Toward the mid-19th century the rich silver ore of Joachimsthal had been almost exhausted and instead miners encountered a heavy black mineral which they named "Pechblende". Martin Heinrich Klaproth, a chemist, found that it could be used in dye industry. This happened shortly after the discovery of Uranus and Klaproth dubbed the black uranium oxide powder "uranium", mistakenly believing it to be an element. Adolf Patera was asked to examine the commercial possibilities of the new substance, and he presented a paper on the use of uranium to the Imperial Academy of Science in 1847, also describing a method of vanadium extraction from the uranium ores.

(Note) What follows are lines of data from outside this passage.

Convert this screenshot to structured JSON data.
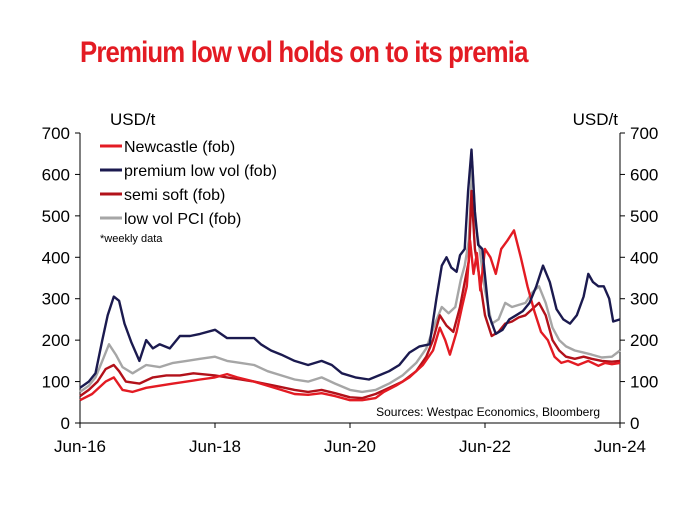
{
  "title": "Premium low vol holds on to its premia",
  "chart_data": {
    "type": "line",
    "title": "Premium low vol holds on to its premia",
    "y_left_label": "USD/t",
    "y_right_label": "USD/t",
    "ylim": [
      0,
      700
    ],
    "yticks": [
      0,
      100,
      200,
      300,
      400,
      500,
      600,
      700
    ],
    "xlim": [
      2016.42,
      2024.42
    ],
    "xticks": [
      {
        "x": 2016.42,
        "label": "Jun-16"
      },
      {
        "x": 2018.42,
        "label": "Jun-18"
      },
      {
        "x": 2020.42,
        "label": "Jun-20"
      },
      {
        "x": 2022.42,
        "label": "Jun-22"
      },
      {
        "x": 2024.42,
        "label": "Jun-24"
      }
    ],
    "note": "*weekly data",
    "source": "Sources: Westpac Economics, Bloomberg",
    "legend_position": "top-left",
    "grid": false,
    "series": [
      {
        "name": "Newcastle (fob)",
        "color": "#e31b23",
        "points": [
          [
            2016.42,
            55
          ],
          [
            2016.6,
            70
          ],
          [
            2016.8,
            100
          ],
          [
            2016.92,
            110
          ],
          [
            2017.05,
            80
          ],
          [
            2017.2,
            75
          ],
          [
            2017.4,
            85
          ],
          [
            2017.6,
            90
          ],
          [
            2017.8,
            95
          ],
          [
            2018.0,
            100
          ],
          [
            2018.2,
            105
          ],
          [
            2018.42,
            110
          ],
          [
            2018.6,
            118
          ],
          [
            2018.75,
            110
          ],
          [
            2019.0,
            100
          ],
          [
            2019.2,
            90
          ],
          [
            2019.4,
            80
          ],
          [
            2019.6,
            70
          ],
          [
            2019.8,
            68
          ],
          [
            2020.0,
            72
          ],
          [
            2020.2,
            65
          ],
          [
            2020.42,
            55
          ],
          [
            2020.6,
            55
          ],
          [
            2020.8,
            60
          ],
          [
            2020.92,
            75
          ],
          [
            2021.1,
            90
          ],
          [
            2021.3,
            110
          ],
          [
            2021.5,
            140
          ],
          [
            2021.65,
            175
          ],
          [
            2021.75,
            230
          ],
          [
            2021.83,
            200
          ],
          [
            2021.9,
            165
          ],
          [
            2022.0,
            220
          ],
          [
            2022.08,
            280
          ],
          [
            2022.15,
            330
          ],
          [
            2022.2,
            440
          ],
          [
            2022.25,
            360
          ],
          [
            2022.3,
            410
          ],
          [
            2022.35,
            320
          ],
          [
            2022.42,
            420
          ],
          [
            2022.5,
            400
          ],
          [
            2022.58,
            360
          ],
          [
            2022.66,
            420
          ],
          [
            2022.75,
            440
          ],
          [
            2022.85,
            465
          ],
          [
            2022.95,
            400
          ],
          [
            2023.05,
            330
          ],
          [
            2023.15,
            270
          ],
          [
            2023.25,
            220
          ],
          [
            2023.35,
            200
          ],
          [
            2023.45,
            160
          ],
          [
            2023.55,
            145
          ],
          [
            2023.65,
            150
          ],
          [
            2023.8,
            140
          ],
          [
            2023.95,
            150
          ],
          [
            2024.1,
            138
          ],
          [
            2024.2,
            145
          ],
          [
            2024.3,
            142
          ],
          [
            2024.42,
            145
          ]
        ]
      },
      {
        "name": "premium low vol (fob)",
        "color": "#1b1a4f",
        "points": [
          [
            2016.42,
            85
          ],
          [
            2016.55,
            100
          ],
          [
            2016.65,
            120
          ],
          [
            2016.75,
            200
          ],
          [
            2016.83,
            260
          ],
          [
            2016.92,
            305
          ],
          [
            2017.0,
            295
          ],
          [
            2017.08,
            240
          ],
          [
            2017.18,
            195
          ],
          [
            2017.3,
            150
          ],
          [
            2017.4,
            200
          ],
          [
            2017.5,
            180
          ],
          [
            2017.6,
            190
          ],
          [
            2017.75,
            180
          ],
          [
            2017.9,
            210
          ],
          [
            2018.05,
            210
          ],
          [
            2018.2,
            215
          ],
          [
            2018.42,
            225
          ],
          [
            2018.6,
            205
          ],
          [
            2018.8,
            205
          ],
          [
            2019.0,
            205
          ],
          [
            2019.1,
            190
          ],
          [
            2019.25,
            175
          ],
          [
            2019.4,
            165
          ],
          [
            2019.6,
            150
          ],
          [
            2019.8,
            140
          ],
          [
            2020.0,
            150
          ],
          [
            2020.15,
            140
          ],
          [
            2020.3,
            120
          ],
          [
            2020.5,
            110
          ],
          [
            2020.7,
            105
          ],
          [
            2020.85,
            115
          ],
          [
            2021.0,
            125
          ],
          [
            2021.15,
            140
          ],
          [
            2021.3,
            170
          ],
          [
            2021.45,
            185
          ],
          [
            2021.6,
            190
          ],
          [
            2021.7,
            300
          ],
          [
            2021.78,
            380
          ],
          [
            2021.85,
            400
          ],
          [
            2021.92,
            375
          ],
          [
            2022.0,
            365
          ],
          [
            2022.05,
            405
          ],
          [
            2022.12,
            420
          ],
          [
            2022.17,
            560
          ],
          [
            2022.22,
            660
          ],
          [
            2022.27,
            510
          ],
          [
            2022.32,
            430
          ],
          [
            2022.38,
            420
          ],
          [
            2022.48,
            260
          ],
          [
            2022.58,
            215
          ],
          [
            2022.68,
            225
          ],
          [
            2022.78,
            250
          ],
          [
            2022.88,
            260
          ],
          [
            2022.98,
            270
          ],
          [
            2023.08,
            290
          ],
          [
            2023.18,
            330
          ],
          [
            2023.28,
            380
          ],
          [
            2023.38,
            340
          ],
          [
            2023.48,
            275
          ],
          [
            2023.58,
            250
          ],
          [
            2023.68,
            240
          ],
          [
            2023.78,
            260
          ],
          [
            2023.88,
            305
          ],
          [
            2023.95,
            360
          ],
          [
            2024.02,
            340
          ],
          [
            2024.1,
            330
          ],
          [
            2024.18,
            330
          ],
          [
            2024.26,
            300
          ],
          [
            2024.32,
            245
          ],
          [
            2024.42,
            250
          ]
        ]
      },
      {
        "name": "semi soft (fob)",
        "color": "#b2111a",
        "points": [
          [
            2016.42,
            65
          ],
          [
            2016.55,
            80
          ],
          [
            2016.68,
            100
          ],
          [
            2016.8,
            130
          ],
          [
            2016.92,
            140
          ],
          [
            2017.0,
            125
          ],
          [
            2017.1,
            100
          ],
          [
            2017.3,
            95
          ],
          [
            2017.5,
            110
          ],
          [
            2017.7,
            115
          ],
          [
            2017.9,
            115
          ],
          [
            2018.1,
            120
          ],
          [
            2018.42,
            115
          ],
          [
            2018.6,
            110
          ],
          [
            2018.8,
            105
          ],
          [
            2019.0,
            100
          ],
          [
            2019.3,
            90
          ],
          [
            2019.6,
            80
          ],
          [
            2019.8,
            75
          ],
          [
            2020.0,
            80
          ],
          [
            2020.2,
            72
          ],
          [
            2020.42,
            62
          ],
          [
            2020.6,
            60
          ],
          [
            2020.8,
            70
          ],
          [
            2021.0,
            85
          ],
          [
            2021.2,
            100
          ],
          [
            2021.4,
            125
          ],
          [
            2021.55,
            160
          ],
          [
            2021.65,
            200
          ],
          [
            2021.75,
            260
          ],
          [
            2021.85,
            235
          ],
          [
            2021.95,
            220
          ],
          [
            2022.05,
            280
          ],
          [
            2022.12,
            340
          ],
          [
            2022.18,
            390
          ],
          [
            2022.22,
            560
          ],
          [
            2022.27,
            420
          ],
          [
            2022.33,
            360
          ],
          [
            2022.42,
            260
          ],
          [
            2022.52,
            210
          ],
          [
            2022.62,
            220
          ],
          [
            2022.72,
            240
          ],
          [
            2022.82,
            245
          ],
          [
            2022.92,
            255
          ],
          [
            2023.02,
            260
          ],
          [
            2023.12,
            275
          ],
          [
            2023.22,
            290
          ],
          [
            2023.32,
            260
          ],
          [
            2023.42,
            200
          ],
          [
            2023.52,
            175
          ],
          [
            2023.62,
            160
          ],
          [
            2023.75,
            155
          ],
          [
            2023.88,
            160
          ],
          [
            2024.0,
            155
          ],
          [
            2024.15,
            150
          ],
          [
            2024.3,
            148
          ],
          [
            2024.42,
            150
          ]
        ]
      },
      {
        "name": "low vol PCI (fob)",
        "color": "#a6a6a6",
        "points": [
          [
            2016.42,
            75
          ],
          [
            2016.55,
            90
          ],
          [
            2016.65,
            110
          ],
          [
            2016.75,
            150
          ],
          [
            2016.85,
            190
          ],
          [
            2016.95,
            165
          ],
          [
            2017.05,
            135
          ],
          [
            2017.2,
            120
          ],
          [
            2017.4,
            140
          ],
          [
            2017.6,
            135
          ],
          [
            2017.8,
            145
          ],
          [
            2018.0,
            150
          ],
          [
            2018.2,
            155
          ],
          [
            2018.42,
            160
          ],
          [
            2018.6,
            150
          ],
          [
            2018.8,
            145
          ],
          [
            2019.0,
            140
          ],
          [
            2019.2,
            125
          ],
          [
            2019.4,
            115
          ],
          [
            2019.6,
            105
          ],
          [
            2019.8,
            100
          ],
          [
            2020.0,
            110
          ],
          [
            2020.2,
            95
          ],
          [
            2020.42,
            80
          ],
          [
            2020.6,
            75
          ],
          [
            2020.8,
            80
          ],
          [
            2021.0,
            95
          ],
          [
            2021.2,
            115
          ],
          [
            2021.4,
            145
          ],
          [
            2021.55,
            180
          ],
          [
            2021.68,
            240
          ],
          [
            2021.78,
            280
          ],
          [
            2021.88,
            265
          ],
          [
            2021.98,
            280
          ],
          [
            2022.06,
            345
          ],
          [
            2022.12,
            380
          ],
          [
            2022.18,
            440
          ],
          [
            2022.23,
            630
          ],
          [
            2022.28,
            480
          ],
          [
            2022.34,
            420
          ],
          [
            2022.42,
            320
          ],
          [
            2022.52,
            240
          ],
          [
            2022.62,
            250
          ],
          [
            2022.72,
            290
          ],
          [
            2022.82,
            280
          ],
          [
            2022.92,
            285
          ],
          [
            2023.02,
            290
          ],
          [
            2023.12,
            315
          ],
          [
            2023.22,
            330
          ],
          [
            2023.32,
            290
          ],
          [
            2023.42,
            230
          ],
          [
            2023.52,
            200
          ],
          [
            2023.62,
            185
          ],
          [
            2023.75,
            175
          ],
          [
            2023.88,
            170
          ],
          [
            2024.0,
            165
          ],
          [
            2024.15,
            158
          ],
          [
            2024.3,
            160
          ],
          [
            2024.42,
            175
          ]
        ]
      }
    ]
  }
}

This led to the construction of a new factory which started production in 1853 of uranium pigments (sodium, potassium and ammonium diuranates, uranium oxides) for the production of uranium glass from high-grade pitchblende in a process developed by Patera. The process resulted in waste with a high radium content and was used by Pierre and Marie Curie in their separation of radium. The lustrous fire-resistant dyes coming in so many shades of yellow, black, orange and green became extremely popular and they were used as a matter of course for Czech glass and porcelain decoration, with burgeoning exports to Great Britain and France. Uranium glass is considered to be harmless and only marginally more active than background radiation.